Intelligent voyage dans la « chose publique »
La république, tout le monde en parle. Chacun croit savoir de quoi il s’agit : régime politique où le peuple est souverain, qui se distingue par là de la monarchie et d’autres organisations du pouvoir. Mille analyses et commentaires en ont exploré l’esprit et la lettre, de Jean Bodin à Raymond Aron, de la Révolution Française aux récents projets de « 6e République ». Tous les classiques de la philosophie politique l’abordent à leur manière, de Machiavel à Condorcet, en passant par Montaigne et Rousseau. Les Romains passent pour avoir inventé le mot et la chose : après une série de rois, avant une série d’empereurs, le gouvernement de Rome fut celui d’une république. Voilà une brochette d’évidences.

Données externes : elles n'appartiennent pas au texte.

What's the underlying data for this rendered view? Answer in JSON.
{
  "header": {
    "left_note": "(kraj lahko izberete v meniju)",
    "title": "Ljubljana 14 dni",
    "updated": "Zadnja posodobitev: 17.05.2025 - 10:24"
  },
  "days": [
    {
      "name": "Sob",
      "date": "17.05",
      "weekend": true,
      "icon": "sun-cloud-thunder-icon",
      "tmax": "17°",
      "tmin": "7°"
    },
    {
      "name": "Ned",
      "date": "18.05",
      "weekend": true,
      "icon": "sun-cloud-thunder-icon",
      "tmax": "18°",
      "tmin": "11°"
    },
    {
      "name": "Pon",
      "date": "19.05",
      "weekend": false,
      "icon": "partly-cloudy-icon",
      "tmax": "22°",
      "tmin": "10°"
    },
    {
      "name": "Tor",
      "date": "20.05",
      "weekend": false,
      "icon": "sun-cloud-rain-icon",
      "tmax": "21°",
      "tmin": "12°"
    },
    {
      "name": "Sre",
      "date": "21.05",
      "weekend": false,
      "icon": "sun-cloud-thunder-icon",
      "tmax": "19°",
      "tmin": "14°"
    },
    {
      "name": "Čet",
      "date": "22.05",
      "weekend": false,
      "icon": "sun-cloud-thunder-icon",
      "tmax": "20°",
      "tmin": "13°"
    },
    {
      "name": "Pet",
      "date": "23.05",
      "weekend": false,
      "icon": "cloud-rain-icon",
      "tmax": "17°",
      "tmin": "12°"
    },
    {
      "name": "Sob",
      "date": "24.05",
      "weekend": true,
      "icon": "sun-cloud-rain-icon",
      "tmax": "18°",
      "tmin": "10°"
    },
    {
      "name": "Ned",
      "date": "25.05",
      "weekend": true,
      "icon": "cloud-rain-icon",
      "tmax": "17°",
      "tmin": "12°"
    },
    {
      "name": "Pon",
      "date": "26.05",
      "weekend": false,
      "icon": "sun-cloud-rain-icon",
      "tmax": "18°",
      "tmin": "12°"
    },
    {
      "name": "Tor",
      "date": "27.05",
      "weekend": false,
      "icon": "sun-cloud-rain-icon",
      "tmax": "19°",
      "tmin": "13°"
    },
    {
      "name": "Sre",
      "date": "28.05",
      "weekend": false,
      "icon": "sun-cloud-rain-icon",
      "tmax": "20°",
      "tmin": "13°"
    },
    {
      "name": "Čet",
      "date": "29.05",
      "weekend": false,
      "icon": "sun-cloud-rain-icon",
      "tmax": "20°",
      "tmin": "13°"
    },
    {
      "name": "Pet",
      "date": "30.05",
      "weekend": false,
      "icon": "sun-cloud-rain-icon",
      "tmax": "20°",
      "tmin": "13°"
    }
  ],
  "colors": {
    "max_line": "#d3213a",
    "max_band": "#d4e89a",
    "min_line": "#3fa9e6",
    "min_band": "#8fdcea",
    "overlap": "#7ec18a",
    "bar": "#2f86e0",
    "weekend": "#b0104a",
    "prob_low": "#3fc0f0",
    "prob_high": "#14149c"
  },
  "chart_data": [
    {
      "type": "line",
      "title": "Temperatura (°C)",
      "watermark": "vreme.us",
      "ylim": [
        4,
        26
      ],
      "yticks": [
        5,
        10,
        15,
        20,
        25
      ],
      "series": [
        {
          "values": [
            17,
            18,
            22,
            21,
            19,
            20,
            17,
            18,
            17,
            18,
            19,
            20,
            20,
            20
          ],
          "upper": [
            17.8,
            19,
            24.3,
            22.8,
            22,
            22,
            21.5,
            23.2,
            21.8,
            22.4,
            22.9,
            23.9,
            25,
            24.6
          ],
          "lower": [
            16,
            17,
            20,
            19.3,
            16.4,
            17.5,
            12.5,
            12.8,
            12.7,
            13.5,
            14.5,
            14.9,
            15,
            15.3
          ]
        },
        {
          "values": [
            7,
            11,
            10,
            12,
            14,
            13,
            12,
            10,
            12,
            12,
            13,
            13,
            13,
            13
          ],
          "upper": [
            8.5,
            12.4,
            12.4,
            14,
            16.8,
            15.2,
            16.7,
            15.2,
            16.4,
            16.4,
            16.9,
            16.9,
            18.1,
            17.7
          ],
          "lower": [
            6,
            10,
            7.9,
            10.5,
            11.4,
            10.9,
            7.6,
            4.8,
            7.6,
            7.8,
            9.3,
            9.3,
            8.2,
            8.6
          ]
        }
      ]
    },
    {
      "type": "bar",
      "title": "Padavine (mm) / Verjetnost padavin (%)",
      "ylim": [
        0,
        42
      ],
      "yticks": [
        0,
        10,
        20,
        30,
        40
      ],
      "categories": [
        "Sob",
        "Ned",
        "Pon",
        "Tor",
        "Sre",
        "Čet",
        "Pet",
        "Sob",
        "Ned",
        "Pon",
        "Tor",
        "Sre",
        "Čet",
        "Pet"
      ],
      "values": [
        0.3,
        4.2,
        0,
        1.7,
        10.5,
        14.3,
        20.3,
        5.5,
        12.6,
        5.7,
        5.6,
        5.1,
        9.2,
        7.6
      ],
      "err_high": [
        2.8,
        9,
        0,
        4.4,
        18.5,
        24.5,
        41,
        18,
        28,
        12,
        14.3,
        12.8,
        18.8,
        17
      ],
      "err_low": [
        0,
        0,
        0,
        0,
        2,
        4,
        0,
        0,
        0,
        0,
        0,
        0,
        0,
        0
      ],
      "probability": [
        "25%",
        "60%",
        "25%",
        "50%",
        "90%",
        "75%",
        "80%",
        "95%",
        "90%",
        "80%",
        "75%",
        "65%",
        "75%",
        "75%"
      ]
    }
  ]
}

Et si ce n’était qu’une série de pièges, de leurres, de malentendus ? Croyant savoir, ne sommes-nous pas ignorants, tout bonnement ? L’historienne Claudia Moatti pose ces questions. Elle en explore les tenants et aboutissants au fil d’un essai puissant, intelligent, subtil et savamment charpenté, qui bouscule bien des convictions hâtives. Elle montre en effet combien cette continuité supposée du sens de la « République » est une illusion d’optique, une perspective faussée. En fait, les Romains ne savaient pas qu’ils vivaient dans une « république ». Ils n’y voyaient pas d’abord un régime distinct et spécifique. Ils parlaient seulement de « res publica » – « chose publique ». Les confusions prirent leur essor au Quattrocento quand le savant humaniste Leonardo Bruni (1370-1444) traduisit pour la première fois cette expression par « république ».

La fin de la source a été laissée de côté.